No. NetApp customers are welcome to use and entitle hardware for as long as the hardware is supported. This risk simply means that the HDD has exceeded the normally advisable operational lifetime. Benefits of continued use are additional value and postponement of new capital expense. However, there is a tradeoff of increased risk associated with the operational age of the HDD. Most customers do not keep their storage for extended years. There are many benefits to refresh, including power and space efficiency, performance improvements, and other technology improvements, making the TCO of purchasing new storage more compelling.

Can NetApp Technical Support review my drives and determine if they will fail in the future?

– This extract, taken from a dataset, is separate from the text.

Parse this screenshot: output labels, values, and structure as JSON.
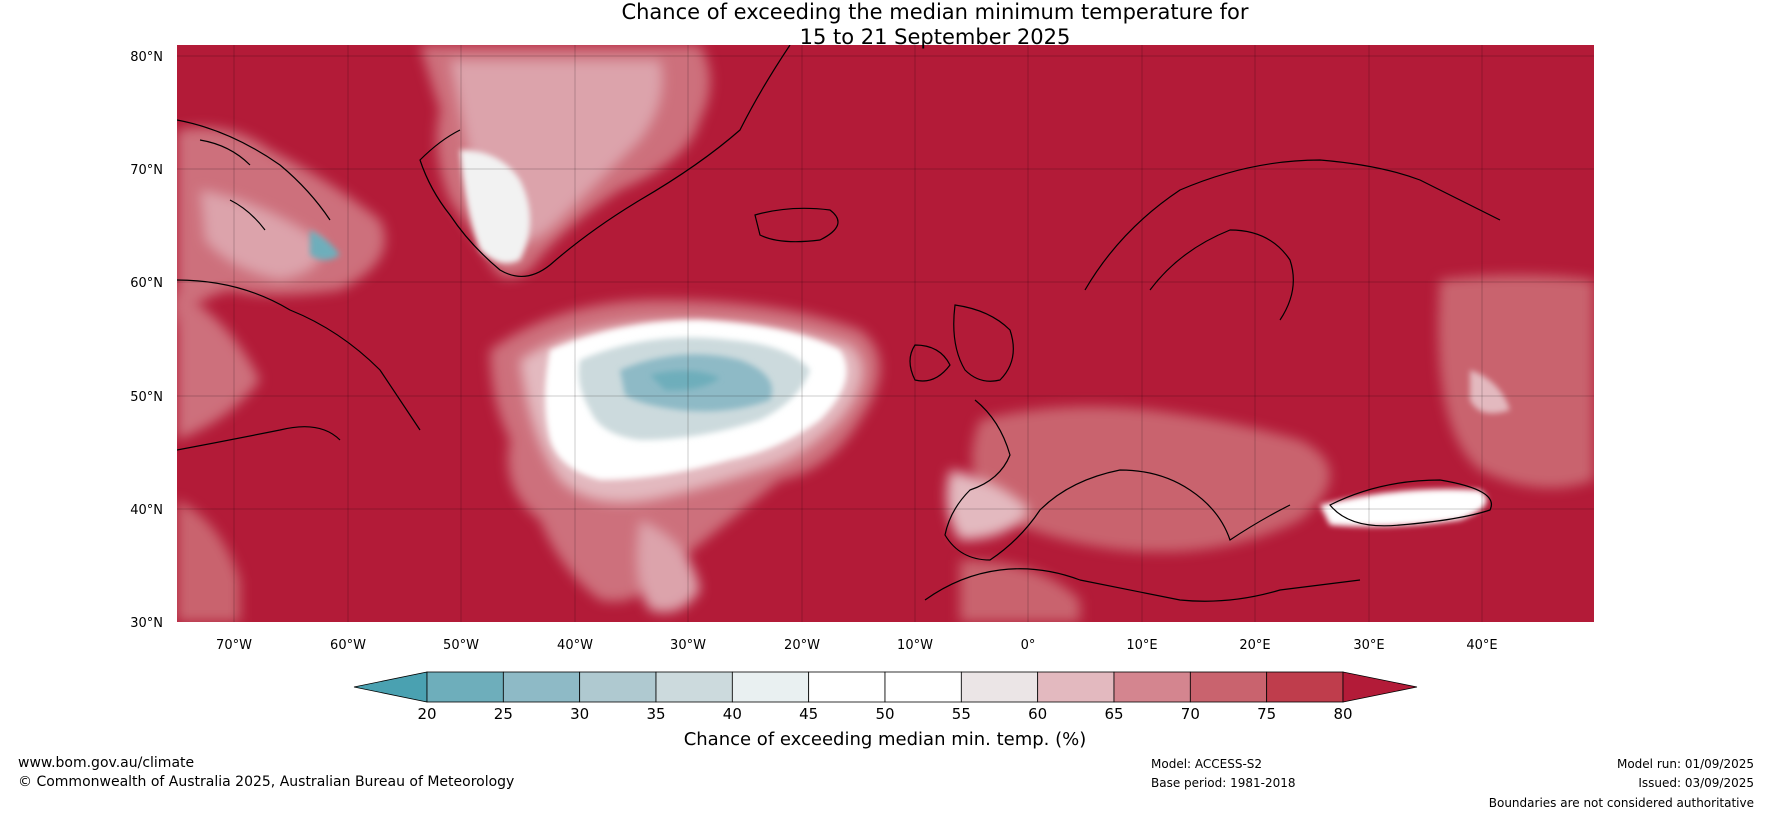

No. If the drives are being flagged for this risk, they are 6 years of age or older. They are simply at higher risk than newer drives, although any specific HDD may continue to run for many years. The flag is to help you make sure that you have the right resilience for your data.

What sort of issues might be seen on these older drives?

Issues that have never been seen in the HDD family during its normal lifetime might be seen, including a higher-than-expected failure rate.

How can I tell the age of a drive?

See “How is the Active IQ wellness check validated?” earlier in this document.

Will NetApp Support replace my older drives based on this risk?

No. These drives have not failed. Drives that do fail during normal operation will be replaced in accordance with existing support entitlements. If older drives are not desirable, contact your NetApp reseller or account team about purchasing newer storage.

Does NetApp have any data specific to increasing failure rates on HDDs in operation for time periods in excess of 5 years?

Yes - NetApp field reliability data has demonstrated higher failure rates for older drives. On average, HDDs that have exceeded the 5-year warranty period show ARR that are over twice as high as HDDs within the 5-year warranty period.

Does the guidance in this bulletin apply to SSDs?

SSD reliability is more influenced by factors such as workload, rated life, flash type, and prompt/disciplined firmware adoption according to the findings of this study : https://www.usenix.org/system/files/fast20-maneas.pdf. Minimal failure rate increase was found near the end of reliable lifetime (5 years). However, the study period did not exceed 5 years – it is not advisable to run hardware well beyond the supplier’s warranty period.